Christopher Hammerbeck, executive director of British Chamber of Commerce, said delays of up to three months were a serious business issue and warned it would have an impact in terms of "cost, delays and the inability to travel”.
“We raised the matter with the consulate. I also raised the matter with the MP who represents business interests in the House of Commons, and we have also had it raised with Number 10 Downing Street,” he said.
London closed the regional passport office at its Hong Kong consulate on December 28 and started issuing the travel documents from its passport office in Liverpool.
Consular officials have declined to say how many people have been affected, but the number is believed to be in the hundreds. According to the 2012 consular census, there were 250,000 full British nationals and 3.4 million British National (Overseas) passport holders in Hong Kong.
A spokeswoman for the government in London said: "It is to do with transferring from the Foreign and Commonwealth Office's regional passport processing centres to Her Majesty's Passport Office."
Renewals previously took up to four weeks. However, consular officials have warned that renewals would now take at least six weeks and first-time applications could take eight weeks or longer.
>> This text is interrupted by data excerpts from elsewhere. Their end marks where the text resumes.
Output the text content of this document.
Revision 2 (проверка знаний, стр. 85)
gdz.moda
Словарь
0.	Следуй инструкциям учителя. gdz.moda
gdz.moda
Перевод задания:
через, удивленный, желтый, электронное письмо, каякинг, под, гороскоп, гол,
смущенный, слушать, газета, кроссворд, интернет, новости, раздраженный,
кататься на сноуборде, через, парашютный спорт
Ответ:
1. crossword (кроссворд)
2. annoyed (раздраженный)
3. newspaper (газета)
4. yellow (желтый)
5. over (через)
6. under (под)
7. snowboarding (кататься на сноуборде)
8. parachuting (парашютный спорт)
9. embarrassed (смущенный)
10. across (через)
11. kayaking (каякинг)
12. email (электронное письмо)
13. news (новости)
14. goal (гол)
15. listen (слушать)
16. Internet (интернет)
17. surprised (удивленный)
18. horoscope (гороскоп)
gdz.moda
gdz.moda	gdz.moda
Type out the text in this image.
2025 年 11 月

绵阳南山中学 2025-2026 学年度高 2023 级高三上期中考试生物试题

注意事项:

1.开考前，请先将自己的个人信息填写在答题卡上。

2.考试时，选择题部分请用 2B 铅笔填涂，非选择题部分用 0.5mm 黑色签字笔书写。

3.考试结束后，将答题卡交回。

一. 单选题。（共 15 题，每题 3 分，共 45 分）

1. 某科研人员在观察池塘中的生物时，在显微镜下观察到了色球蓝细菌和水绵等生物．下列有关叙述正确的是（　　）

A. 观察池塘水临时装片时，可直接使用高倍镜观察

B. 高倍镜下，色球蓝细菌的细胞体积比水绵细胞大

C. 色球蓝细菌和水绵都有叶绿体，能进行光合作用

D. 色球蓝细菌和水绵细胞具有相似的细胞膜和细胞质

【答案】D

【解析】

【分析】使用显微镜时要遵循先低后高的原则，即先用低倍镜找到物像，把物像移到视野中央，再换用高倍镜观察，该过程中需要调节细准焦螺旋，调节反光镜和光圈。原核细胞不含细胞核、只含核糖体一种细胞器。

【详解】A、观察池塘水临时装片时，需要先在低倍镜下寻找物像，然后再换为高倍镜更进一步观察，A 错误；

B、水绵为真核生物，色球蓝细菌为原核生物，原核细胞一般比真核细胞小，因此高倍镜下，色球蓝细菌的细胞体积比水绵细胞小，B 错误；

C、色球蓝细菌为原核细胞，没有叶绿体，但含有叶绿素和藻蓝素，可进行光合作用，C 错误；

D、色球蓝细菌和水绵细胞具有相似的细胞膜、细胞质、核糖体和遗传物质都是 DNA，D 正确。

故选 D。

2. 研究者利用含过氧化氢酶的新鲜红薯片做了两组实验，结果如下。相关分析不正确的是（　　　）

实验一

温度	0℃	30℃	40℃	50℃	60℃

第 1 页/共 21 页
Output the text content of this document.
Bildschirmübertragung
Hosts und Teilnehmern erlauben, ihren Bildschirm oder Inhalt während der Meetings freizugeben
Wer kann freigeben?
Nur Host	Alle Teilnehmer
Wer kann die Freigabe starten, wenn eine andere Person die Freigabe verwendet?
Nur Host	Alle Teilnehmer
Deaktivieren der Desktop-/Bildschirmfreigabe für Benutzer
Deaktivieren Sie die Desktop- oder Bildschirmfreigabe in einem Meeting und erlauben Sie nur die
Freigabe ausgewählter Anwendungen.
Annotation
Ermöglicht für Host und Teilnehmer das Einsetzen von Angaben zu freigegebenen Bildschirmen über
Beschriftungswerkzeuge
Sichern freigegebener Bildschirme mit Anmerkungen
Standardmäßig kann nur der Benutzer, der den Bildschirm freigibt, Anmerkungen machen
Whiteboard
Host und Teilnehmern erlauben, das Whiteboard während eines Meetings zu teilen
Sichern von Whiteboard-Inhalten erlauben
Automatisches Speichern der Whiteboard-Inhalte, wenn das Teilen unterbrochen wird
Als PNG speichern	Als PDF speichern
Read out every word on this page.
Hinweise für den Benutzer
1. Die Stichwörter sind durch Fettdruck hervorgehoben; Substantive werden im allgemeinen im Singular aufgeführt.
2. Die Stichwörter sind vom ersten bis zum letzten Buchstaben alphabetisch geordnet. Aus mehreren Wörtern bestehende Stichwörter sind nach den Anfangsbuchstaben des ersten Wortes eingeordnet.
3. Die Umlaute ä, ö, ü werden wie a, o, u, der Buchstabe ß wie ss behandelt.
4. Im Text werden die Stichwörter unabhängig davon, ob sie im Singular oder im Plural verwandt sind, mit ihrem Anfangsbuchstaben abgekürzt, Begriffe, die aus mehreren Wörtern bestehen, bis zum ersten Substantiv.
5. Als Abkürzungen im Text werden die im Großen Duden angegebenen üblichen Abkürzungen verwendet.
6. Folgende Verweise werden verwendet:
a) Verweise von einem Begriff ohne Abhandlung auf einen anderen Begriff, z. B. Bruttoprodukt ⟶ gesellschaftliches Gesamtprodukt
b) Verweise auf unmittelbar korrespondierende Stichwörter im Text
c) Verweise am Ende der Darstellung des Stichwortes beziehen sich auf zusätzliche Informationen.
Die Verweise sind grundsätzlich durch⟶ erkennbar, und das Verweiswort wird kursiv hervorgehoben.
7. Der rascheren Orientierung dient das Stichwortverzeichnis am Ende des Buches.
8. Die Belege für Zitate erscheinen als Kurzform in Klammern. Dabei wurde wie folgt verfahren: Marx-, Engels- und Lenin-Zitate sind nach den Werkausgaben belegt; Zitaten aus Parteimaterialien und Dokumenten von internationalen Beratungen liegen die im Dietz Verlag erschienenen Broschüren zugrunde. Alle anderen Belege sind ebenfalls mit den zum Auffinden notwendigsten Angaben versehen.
"If you are planning any overseas travel in the coming weeks and months, please do not leave it until the last minute," acting consul general Karen Bell warned this month.The delays extend to the renewal of all types of British passport holders internationally.
Some expatriates in the city have already had to wait up to three months for a new passport.
The chamber said assurances that closing the regional office would not affect the service meant nothing.
Hammerbeck said the system worked well for a few months. “We were getting passports back in two or three weeks,” he said.
The backlog surfaced in March..
“Clearly they haven't kept to their end of the bargain. It’s not seamless and smooth,” Hammerbeck said.
He said the chief executive of the passport office had been summoned to a conference in London attended by Hong Kong Consul General Caroline Wilson.
Some expatriates who need new passports within four weeks are being forced to buy an emergency passport, which costs HK$1,200 and allows only a single trip. Normal application fees for a 10-year passport are HK$1,340 for a 32-page passport and HK$1,450 for 48 pages.
Katherine Horgan, an exchange student on an education visa expiring this week, was told to wait three to six weeks, and now has no choice but to apply for an emergency passport.
"I sent my application on time, they gave me a time frame, and I worked to it. I booked flights - non-refundable - for [Sunday], and my visa runs out [on Monday]," she said. "They are forcing me into a position where I will be staying in Hong Kong illegally against my will."